John McCarthy Promoted Outreach, Embraced Diversity
Coming from the world of academia, former center director John F. McCarthy appreciated the talent working for NASA's Lewis Research Center (now Glenn) and considered the center an example of the nation's best and brightest. When he arrived at Lewis in 1978, he already had firm goals in mind. He planned to promote Lewis and increase the number of minorities and women working for the center.

McCarthy started working toward these goals immediately by granting the largest architectural engineering services contract NASA had ever entered into with a minority-owned firm, Madison and Madison International. On January 12, 1979, ground was broken for the Research Analysis Center (RAC), the first major research facility added to Lewis in more than a decade. Recognizing the center's expertise in research, McCarthy wanted to bring Lewis up to speed in computable mechanics. He was a proponent of computer analysis to help employees be more efficient and reduce the need for costly tests in the process of development and certification. The RAC was designed in part by Madison and Madison.

In 1980, McCarthy supported an initiative to install coaxial cable at Lewis. The goal was to connect the RAC with other buildings to expand on the existing Lewis Information System, thus creating a communications network for data and television transmissions, better known as the LINK.

John F. McCarthyJohn F. McCarthy. Credit: NASA McCarthy also focused on developing NASA speakers. He knew the importance of Lewis's speakers program in educating the public about the center's work.

"A strong speakers program is a Lewis asset," McCarthy said. "It permits us to tell in-person the story of Lewis and NASA accomplishments. Such efforts help to make the public aware of the achievements and benefits of the nation's aerospace program."

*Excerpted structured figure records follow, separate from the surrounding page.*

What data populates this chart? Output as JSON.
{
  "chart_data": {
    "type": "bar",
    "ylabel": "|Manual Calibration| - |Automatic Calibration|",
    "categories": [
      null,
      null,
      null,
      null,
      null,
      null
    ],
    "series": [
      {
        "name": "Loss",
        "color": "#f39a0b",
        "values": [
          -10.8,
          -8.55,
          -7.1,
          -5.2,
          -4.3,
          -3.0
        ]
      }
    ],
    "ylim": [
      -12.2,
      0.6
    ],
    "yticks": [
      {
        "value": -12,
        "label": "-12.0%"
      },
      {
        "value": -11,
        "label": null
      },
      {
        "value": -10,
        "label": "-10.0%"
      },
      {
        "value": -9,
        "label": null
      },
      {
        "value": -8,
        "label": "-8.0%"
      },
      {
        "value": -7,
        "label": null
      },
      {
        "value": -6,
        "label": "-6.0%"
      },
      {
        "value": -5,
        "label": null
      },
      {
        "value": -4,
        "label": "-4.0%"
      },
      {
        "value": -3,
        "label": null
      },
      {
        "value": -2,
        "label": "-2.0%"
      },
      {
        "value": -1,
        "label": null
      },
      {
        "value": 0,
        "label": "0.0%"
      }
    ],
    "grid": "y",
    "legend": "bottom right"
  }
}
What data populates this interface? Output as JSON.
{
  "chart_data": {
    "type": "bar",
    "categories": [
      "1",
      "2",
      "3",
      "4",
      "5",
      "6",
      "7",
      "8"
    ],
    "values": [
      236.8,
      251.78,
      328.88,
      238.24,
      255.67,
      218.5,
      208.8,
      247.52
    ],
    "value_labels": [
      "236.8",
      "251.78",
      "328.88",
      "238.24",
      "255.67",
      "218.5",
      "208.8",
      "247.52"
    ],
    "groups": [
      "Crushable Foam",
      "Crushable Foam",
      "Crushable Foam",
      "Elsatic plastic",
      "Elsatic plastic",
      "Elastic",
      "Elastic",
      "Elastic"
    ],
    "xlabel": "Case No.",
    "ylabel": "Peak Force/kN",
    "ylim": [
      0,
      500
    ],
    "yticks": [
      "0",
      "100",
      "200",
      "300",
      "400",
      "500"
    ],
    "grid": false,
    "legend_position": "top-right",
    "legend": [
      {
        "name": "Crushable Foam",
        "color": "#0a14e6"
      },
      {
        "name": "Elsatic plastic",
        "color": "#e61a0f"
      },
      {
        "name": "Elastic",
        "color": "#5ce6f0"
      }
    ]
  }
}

The center's improved community relations and McCarthy's success at advancing the Lewis image impressed then NASA Administrator James M. Beggs. In particular, Beggs was proud of the outreach events in the greater Cleveland area that helped local citizens learn about the work being done at Lewis, which had been McCarthy's goal from his arrival.

McCarthy's support for bringing a Rapid Transit Authority bus line to the center, beginning May 17, 1981, was predicated on providing employee access to mass transportation to avoid the high costs of gasoline and offering greater public access to the Visitor Information Center.

When McCarthy resigned as Center Director in 1982, Beggs commented, "John, I know, will be remembered here at Lewis not only for his sardonic wit, but for his strong promotion of Lewis programs in the Cleveland area and throughout the nation."

After he resigned, McCarthy returned to his previous job as professor of aeronautics and astronautics at the Massachusetts Institute of Technology. McCarthy's achievements were recognized in "Notable Americans of 1978-1979,” the 1970-1980 Bicentennial Memorial edition of “Community Leaders and Noteworthy Americans," the first edition of “Men and Women of Distinction” and the seventh edition of "Men of Achievement."

McCarthy died suddenly on February 7, 1986. His legacy lives on through his belief in strong communications for the center.